4. In 1659 the Westminster Confession (except chaps. 30–31) was endorsed again by the Long Parliament but was set aside when episcopacy was restored 1660 with the 39 Arts. (see Anglican Confessions, 6) and the Book* of Common Prayer. In Scot. the Gen. Assem. ratified the Westminster Confession 1647 (see Presbyterian Churches, 1) and required all ministers and probationers of the Gospel with license to preach, and all ruling elders to subscribe to it without amendment 1690, 1699, 1700, 1704, etc. This remained law in the chs. of Scot. till the 1879 Declaratory* Act modified some of the extreme Calvinistic statements; the Free Ch. adopted a similar Declaratory Act 1892 (see also Presbyterian Churches, 1). In 1890 the Eng. Presb. Ch. adopted The Articles of the Faith, 24 in number, which emphasize the love of God. In 1892 the Eng. Presb. Ch. decided that acceptance of the Westminster standards by office-bearers should be modified by reference to these 24 arts. The Savoy Declaration 1658 included a revision of the Westminster Confession (see also Democratic Declarations of Faith, 2). The 2d London Confession of Eng. Baps. 1677 was based on the Westminster Confession (see also Democratic Declarations of Faith, 3).

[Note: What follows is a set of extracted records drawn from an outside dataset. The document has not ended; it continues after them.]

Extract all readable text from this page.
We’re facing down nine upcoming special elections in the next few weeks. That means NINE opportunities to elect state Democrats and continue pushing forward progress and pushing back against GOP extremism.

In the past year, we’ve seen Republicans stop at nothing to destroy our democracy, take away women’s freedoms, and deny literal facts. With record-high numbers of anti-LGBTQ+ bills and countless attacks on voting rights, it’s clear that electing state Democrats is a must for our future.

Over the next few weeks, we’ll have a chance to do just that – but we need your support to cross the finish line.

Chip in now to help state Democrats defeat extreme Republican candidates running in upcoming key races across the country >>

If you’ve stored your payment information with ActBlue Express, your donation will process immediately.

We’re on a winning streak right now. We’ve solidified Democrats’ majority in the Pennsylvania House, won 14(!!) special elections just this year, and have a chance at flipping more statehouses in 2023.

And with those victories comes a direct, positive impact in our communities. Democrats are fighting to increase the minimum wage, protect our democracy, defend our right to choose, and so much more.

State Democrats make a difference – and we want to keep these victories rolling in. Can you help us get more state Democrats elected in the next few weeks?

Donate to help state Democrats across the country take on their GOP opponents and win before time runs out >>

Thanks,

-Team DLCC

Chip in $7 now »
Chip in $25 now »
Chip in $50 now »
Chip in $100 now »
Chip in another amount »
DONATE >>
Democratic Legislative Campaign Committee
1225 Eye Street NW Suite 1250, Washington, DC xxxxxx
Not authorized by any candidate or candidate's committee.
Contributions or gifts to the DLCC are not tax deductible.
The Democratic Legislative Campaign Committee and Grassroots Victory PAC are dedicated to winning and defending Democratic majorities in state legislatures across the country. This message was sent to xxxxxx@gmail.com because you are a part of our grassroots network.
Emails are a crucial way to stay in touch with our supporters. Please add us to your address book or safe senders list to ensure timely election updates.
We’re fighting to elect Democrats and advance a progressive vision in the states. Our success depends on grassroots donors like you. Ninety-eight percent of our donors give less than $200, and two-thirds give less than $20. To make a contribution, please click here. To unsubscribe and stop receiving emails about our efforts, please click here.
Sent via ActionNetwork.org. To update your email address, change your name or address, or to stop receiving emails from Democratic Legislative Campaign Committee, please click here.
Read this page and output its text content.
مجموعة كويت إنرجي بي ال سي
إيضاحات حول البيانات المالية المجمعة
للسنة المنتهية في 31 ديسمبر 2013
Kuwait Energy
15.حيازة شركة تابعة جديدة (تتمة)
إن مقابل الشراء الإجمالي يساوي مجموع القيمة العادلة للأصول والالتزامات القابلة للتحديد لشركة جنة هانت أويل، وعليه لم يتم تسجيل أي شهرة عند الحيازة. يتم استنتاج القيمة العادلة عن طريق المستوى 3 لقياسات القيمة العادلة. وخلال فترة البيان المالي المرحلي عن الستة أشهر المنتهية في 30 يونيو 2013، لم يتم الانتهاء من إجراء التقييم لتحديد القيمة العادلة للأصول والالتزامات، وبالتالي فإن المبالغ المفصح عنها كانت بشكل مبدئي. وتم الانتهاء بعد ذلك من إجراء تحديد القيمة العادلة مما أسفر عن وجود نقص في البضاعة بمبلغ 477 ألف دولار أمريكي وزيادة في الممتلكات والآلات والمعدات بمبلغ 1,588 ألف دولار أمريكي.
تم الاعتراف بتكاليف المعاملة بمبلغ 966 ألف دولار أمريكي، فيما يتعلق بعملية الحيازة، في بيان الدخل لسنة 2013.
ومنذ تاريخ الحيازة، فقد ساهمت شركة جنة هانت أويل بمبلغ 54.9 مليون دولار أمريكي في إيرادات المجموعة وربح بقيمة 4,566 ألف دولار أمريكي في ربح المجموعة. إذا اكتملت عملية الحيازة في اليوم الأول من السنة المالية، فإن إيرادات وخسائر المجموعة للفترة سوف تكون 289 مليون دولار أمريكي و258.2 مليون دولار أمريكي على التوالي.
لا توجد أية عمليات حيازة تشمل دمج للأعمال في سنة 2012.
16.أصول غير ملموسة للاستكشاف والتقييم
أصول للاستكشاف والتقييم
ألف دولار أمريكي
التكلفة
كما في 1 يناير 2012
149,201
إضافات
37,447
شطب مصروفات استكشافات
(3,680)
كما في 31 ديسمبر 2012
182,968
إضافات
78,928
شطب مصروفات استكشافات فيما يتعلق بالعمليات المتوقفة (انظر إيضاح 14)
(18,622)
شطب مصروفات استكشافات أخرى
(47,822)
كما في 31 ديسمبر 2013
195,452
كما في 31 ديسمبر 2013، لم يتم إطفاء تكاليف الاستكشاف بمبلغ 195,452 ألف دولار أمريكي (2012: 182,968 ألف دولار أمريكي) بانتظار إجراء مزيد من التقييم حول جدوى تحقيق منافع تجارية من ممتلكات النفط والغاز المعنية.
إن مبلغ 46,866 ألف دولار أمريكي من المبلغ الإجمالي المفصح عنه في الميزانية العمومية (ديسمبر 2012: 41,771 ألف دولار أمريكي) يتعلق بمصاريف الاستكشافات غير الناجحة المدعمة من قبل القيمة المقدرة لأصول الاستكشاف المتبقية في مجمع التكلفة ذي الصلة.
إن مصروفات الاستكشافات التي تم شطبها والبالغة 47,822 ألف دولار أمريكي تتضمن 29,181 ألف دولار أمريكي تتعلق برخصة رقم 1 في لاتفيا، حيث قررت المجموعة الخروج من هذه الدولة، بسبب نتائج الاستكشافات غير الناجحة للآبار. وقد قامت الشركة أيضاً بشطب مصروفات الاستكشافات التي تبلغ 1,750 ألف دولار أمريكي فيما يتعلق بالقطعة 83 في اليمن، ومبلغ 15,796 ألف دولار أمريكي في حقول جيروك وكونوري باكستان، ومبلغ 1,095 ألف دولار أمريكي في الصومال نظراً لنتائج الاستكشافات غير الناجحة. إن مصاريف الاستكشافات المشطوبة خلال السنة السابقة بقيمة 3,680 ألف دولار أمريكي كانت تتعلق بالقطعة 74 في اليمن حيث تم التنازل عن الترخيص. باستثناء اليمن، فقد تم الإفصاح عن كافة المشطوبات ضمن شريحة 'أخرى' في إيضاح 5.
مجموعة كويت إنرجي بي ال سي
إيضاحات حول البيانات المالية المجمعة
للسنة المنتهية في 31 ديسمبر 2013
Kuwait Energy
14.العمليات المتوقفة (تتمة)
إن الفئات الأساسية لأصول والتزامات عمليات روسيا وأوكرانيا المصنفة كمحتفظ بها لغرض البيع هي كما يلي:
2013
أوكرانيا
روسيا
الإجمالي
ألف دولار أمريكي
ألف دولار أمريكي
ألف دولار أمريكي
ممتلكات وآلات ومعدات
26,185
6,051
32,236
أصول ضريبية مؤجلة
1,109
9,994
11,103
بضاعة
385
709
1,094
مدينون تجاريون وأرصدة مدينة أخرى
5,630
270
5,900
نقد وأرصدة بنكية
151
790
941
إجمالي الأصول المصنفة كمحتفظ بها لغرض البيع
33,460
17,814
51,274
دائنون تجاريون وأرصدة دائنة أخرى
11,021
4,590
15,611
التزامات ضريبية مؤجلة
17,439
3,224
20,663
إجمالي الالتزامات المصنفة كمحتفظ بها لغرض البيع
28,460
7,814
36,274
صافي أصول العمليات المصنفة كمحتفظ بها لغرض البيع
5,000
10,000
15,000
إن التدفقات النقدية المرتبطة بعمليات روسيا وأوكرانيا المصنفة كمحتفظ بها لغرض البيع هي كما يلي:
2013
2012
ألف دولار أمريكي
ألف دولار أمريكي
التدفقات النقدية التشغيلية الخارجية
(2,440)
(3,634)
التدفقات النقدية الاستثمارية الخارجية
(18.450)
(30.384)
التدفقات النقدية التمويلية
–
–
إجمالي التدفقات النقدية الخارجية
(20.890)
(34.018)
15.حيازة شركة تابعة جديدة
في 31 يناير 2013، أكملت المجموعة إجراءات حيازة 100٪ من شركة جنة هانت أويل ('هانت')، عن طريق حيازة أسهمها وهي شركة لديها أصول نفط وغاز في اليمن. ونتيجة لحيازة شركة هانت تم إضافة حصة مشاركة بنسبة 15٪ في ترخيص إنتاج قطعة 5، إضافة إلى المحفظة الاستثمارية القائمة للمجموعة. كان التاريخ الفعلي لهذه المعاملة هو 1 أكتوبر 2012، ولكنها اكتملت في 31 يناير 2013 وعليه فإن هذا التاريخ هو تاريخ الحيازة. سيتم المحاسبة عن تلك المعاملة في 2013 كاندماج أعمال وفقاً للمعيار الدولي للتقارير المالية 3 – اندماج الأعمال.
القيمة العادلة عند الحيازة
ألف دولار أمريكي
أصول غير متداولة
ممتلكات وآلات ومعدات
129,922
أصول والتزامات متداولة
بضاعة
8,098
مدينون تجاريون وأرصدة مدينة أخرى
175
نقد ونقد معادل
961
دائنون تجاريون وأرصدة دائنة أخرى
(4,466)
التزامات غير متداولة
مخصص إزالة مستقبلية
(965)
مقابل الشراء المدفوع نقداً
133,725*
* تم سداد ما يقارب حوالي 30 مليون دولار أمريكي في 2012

5. Presbs. in Am. adhered in a gen. way to the Westminster Confession and Catechisms in accord with the 1729 Adopting Act. In 1967 The United Presb. Ch. in the USA (see Presbyterian Churches, 4 a) adopted a Book of Confessions that includes the Apostles' Creed, Nicene Creed, Westminster Confession, and Confession of 1967 (irenic). EL

See also Scotland, Reformation in, 1.

P. Schaff, The Creeds of Christendom, 3 vols., rev. and enl. (New York, c1919); Creeds of the Churches, ed. J. H. Leith (Chicago, 1963); The Faith of Christendom, ed. B. A. Gerrish (Cleveland, Ohio, 1963); Reformed Confessions of the 16th Century, ed. A. C. Cochrane (Philadelphia, 1966); J. A. Hardon, The Spirit and Origins of American Protestantism: A Source Book in Its Creeds (Dayton, Ohio, 1968).